Rilla shakes her head. "No, I think I see." She picks up her pen and opens a new page, ready to solve the problems once more. She lightly taps her pen against her chin as she considers her mistakes and where she veered off the rules. Maths, after all, is mainly about applying the appropriate rules correctly to a problem.
It takes a moment, but then she starts scribbling, having seen which mistakes she made in her first attempt. Miss Oliver, who is watching her work, nods approval. "Yes, very good."
Feeling pleased, Rilla shuts her exercise book and looks at her teacher. "Is there anything more for today?"
"No, we're done for the day," replies Miss Oliver. "For tomorrow, I want you to write an essay arguing the pros and cons of conscription."
Rilla takes a deep breath. Essay-writing isn't a particular talent of hers, because while she understands the rules of building an argument, words never quite want to bend to her will the way she means for them to. She can make a point fine, but it always sounds just a little bit clumsy, coming from her, in a way it never would if her mother or her sisters wrote the same essay.
Besides, conscription is a sore subject and not one she is entirely sure where she stands on. Back in 1914, when the war had just started and they still thought it would be over by Christmas, it seems so clearcut to her, like something that no sane person could oppose. After all, so many brave young men were leaving to protect their country and certainly, it was only right and proper to make those too cowardly to go follow them.
Now, in 1917, it's not so easy anymore. They know now that the war won't be over in another few months and perhaps not for years. They know now which price needs to be paid for war and that the price is paid in the loss of lives and innocence.
The war took Walter from them, but at least they could take comfort in the fact that he went voluntarily. He made the decision to go, knowing that it might cost him his life, and yet, he went anyway. In the midst of this war, it gave him some control over his fate, which wouldn't be true for those conscripted to the army, whose fate would be decided by a law.
Besides, she's the mother of a son herself now. Can she really argue for a law that makes other mothers give up their own sons to an uncertain fate, possibly to die?
Writing an essay would be challenging at the best of times, more so than solving maths problems or translating Greek vocabulary. However, writing an essay about conscription, of all possible subjects, is complicated for a lot of other reasons, many of them painfully personal.
Still, she must be grateful to Miss Oliver for helping her at all, for without her teacher's support, she wouldn't be able to keep up with the workload, which she knows very well. Thus, she will do as she's asked, even if it means writing an essay about conscription.
"Do you want me to argue a certain side?" she queries.
Miss Oliver shakes her head. "No. I want you to consider arguments for both sides and come to your own conclusion. I'm interested to see where you stand on the matter."

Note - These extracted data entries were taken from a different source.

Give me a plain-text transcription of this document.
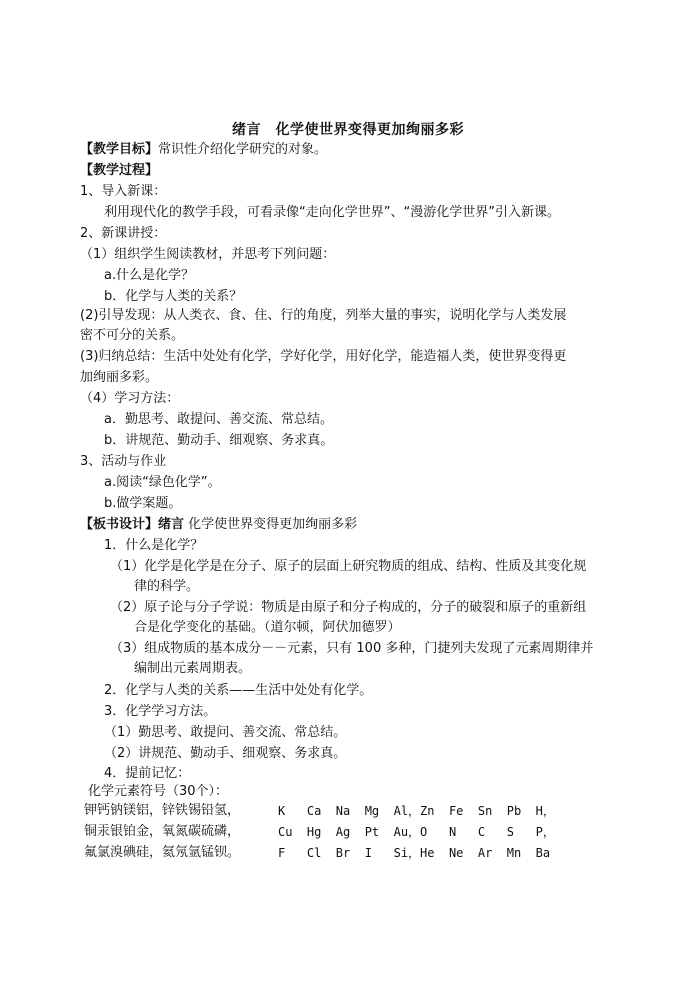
绪言　化学使世界变得更加绚丽多彩
【教学目标】常识性介绍化学研究的对象。
【教学过程】
1、导入新课：
利用现代化的教学手段，可看录像“走向化学世界”、“漫游化学世界”引入新课。
2、新课讲授：
（1）组织学生阅读教材，并思考下列问题：
a.什么是化学？
b．化学与人类的关系？
(2)引导发现：从人类衣、食、住、行的角度，列举大量的事实，说明化学与人类发展
密不可分的关系。
(3)归纳总结：生活中处处有化学，学好化学，用好化学，能造福人类，使世界变得更
加绚丽多彩。
（4）学习方法：
a．勤思考、敢提问、善交流、常总结。
b．讲规范、勤动手、细观察、务求真。
3、活动与作业
a.阅读“绿色化学”。
b.做学案题。
【板书设计】绪言 化学使世界变得更加绚丽多彩
1．什么是化学？
（1）化学是化学是在分子、原子的层面上研究物质的组成、结构、性质及其变化规
律的科学。
（2）原子论与分子学说：物质是由原子和分子构成的，分子的破裂和原子的重新组
合是化学变化的基础。（道尔顿，阿伏加德罗）
（3）组成物质的基本成分－－元素，只有 100 多种，门捷列夫发现了元素周期律并
编制出元素周期表。
2．化学与人类的关系——生活中处处有化学。
3．化学学习方法。
（1）勤思考、敢提问、善交流、常总结。
（2）讲规范、勤动手、细观察、务求真。
4．提前记忆：
化学元素符号（30个）：
钾钙钠镁铝，锌铁锡铅氢，	K   Ca  Na  Mg  Al，Zn  Fe  Sn  Pb  H，
铜汞银铂金，氧氮碳硫磷，	Cu  Hg  Ag  Pt  Au，O   N   C   S   P，
氟氯溴碘硅，氦氖氩锰钡。	F   Cl  Br  I   Si，He  Ne  Ar  Mn  Ba
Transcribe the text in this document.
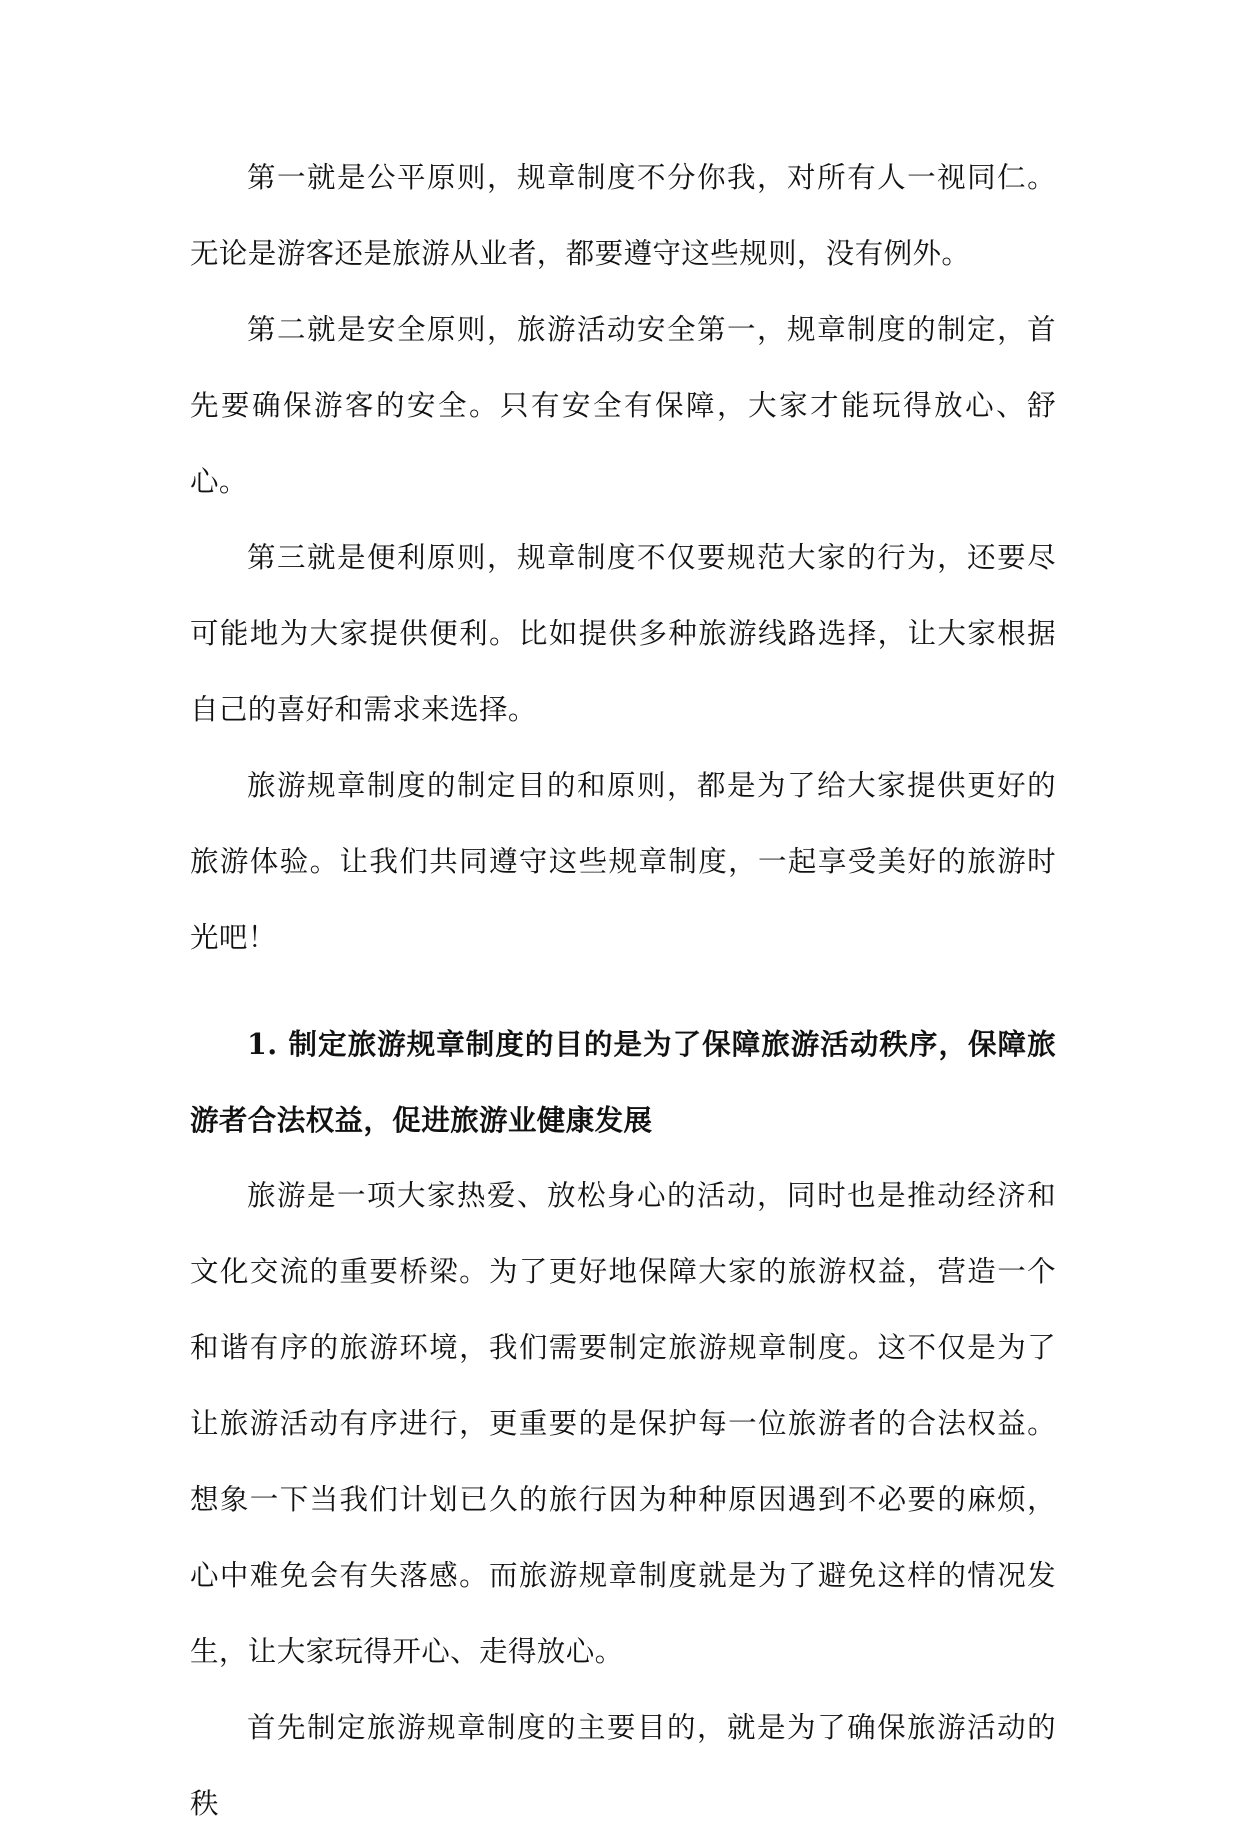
第一就是公平原则，规章制度不分你我，对所有人一视同仁。无论是游客还是旅游从业者，都要遵守这些规则，没有例外。

第二就是安全原则，旅游活动安全第一，规章制度的制定，首先要确保游客的安全。只有安全有保障，大家才能玩得放心、舒心。

第三就是便利原则，规章制度不仅要规范大家的行为，还要尽可能地为大家提供便利。比如提供多种旅游线路选择，让大家根据自己的喜好和需求来选择。

旅游规章制度的制定目的和原则，都是为了给大家提供更好的旅游体验。让我们共同遵守这些规章制度，一起享受美好的旅游时光吧！

1. 制定旅游规章制度的目的是为了保障旅游活动秩序，保障旅游者合法权益，促进旅游业健康发展

旅游是一项大家热爱、放松身心的活动，同时也是推动经济和文化交流的重要桥梁。为了更好地保障大家的旅游权益，营造一个和谐有序的旅游环境，我们需要制定旅游规章制度。这不仅是为了让旅游活动有序进行，更重要的是保护每一位旅游者的合法权益。想象一下当我们计划已久的旅行因为种种原因遇到不必要的麻烦，心中难免会有失落感。而旅游规章制度就是为了避免这样的情况发生，让大家玩得开心、走得放心。

首先制定旅游规章制度的主要目的，就是为了确保旅游活动的秩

She seems to genuinely mean her words, her expression sincere and attentive. Miss Oliver is not an easy to read person, and Rilla thinks she prefers it that way, but she likes her nevertheless. She knows some people might consider her teacher to be somewhat odd, but there's nothing false about her and no pretence. To someone, who went from pretending not to be pregnant to pretending to be a soldier's wife to pretending not to be a mother to now pretending to be a scholar, there's a certain appeal to that.
"I'll do my best," she promises Miss Oliver.
"I know you will," answers the teacher with a smile. "And now, I believe it's time to go home for both of us. Do you have any plans for the evening?"
Rilla almost laughs at the absurdity of the question. As if she had any evening plans!
"I still have some history homework to do and then might write some letters", she replies.
There's a letter from Carl waiting to be answered and Jem is due a letter as well, though he hasn't yet had time to reply to her last one. She knows he's okay though, because Shirley had a note from him last week, and she knows better than to blame Jem for not answering in a timely manner. After all, no-one has any idea where he is right now and under which conditions he currently lives.
Also waiting for her is a letter from Daisy that Mrs Procter gave to her at the breakfast table. She hasn't yet had time to read the letter, but she's looking forward to curling up in one of Mrs Procter's big armchairs later and perusing it. Daisy, having indeed moved to Edmonton to live with her sister, found work as a salesgirl and always has amusing anecdotes to tell about her customers, making her letters a special treat.
She did not find out any further information about Rilla's son before leaving the mining village, but Rilla didn't really expect her to. Aunt Dora wouldn't be Aunt Dora if she hadn't covered her tracks.
"Then I don't want to keep you any longer," Miss Oliver tells her. "We'll see each other on Monday?"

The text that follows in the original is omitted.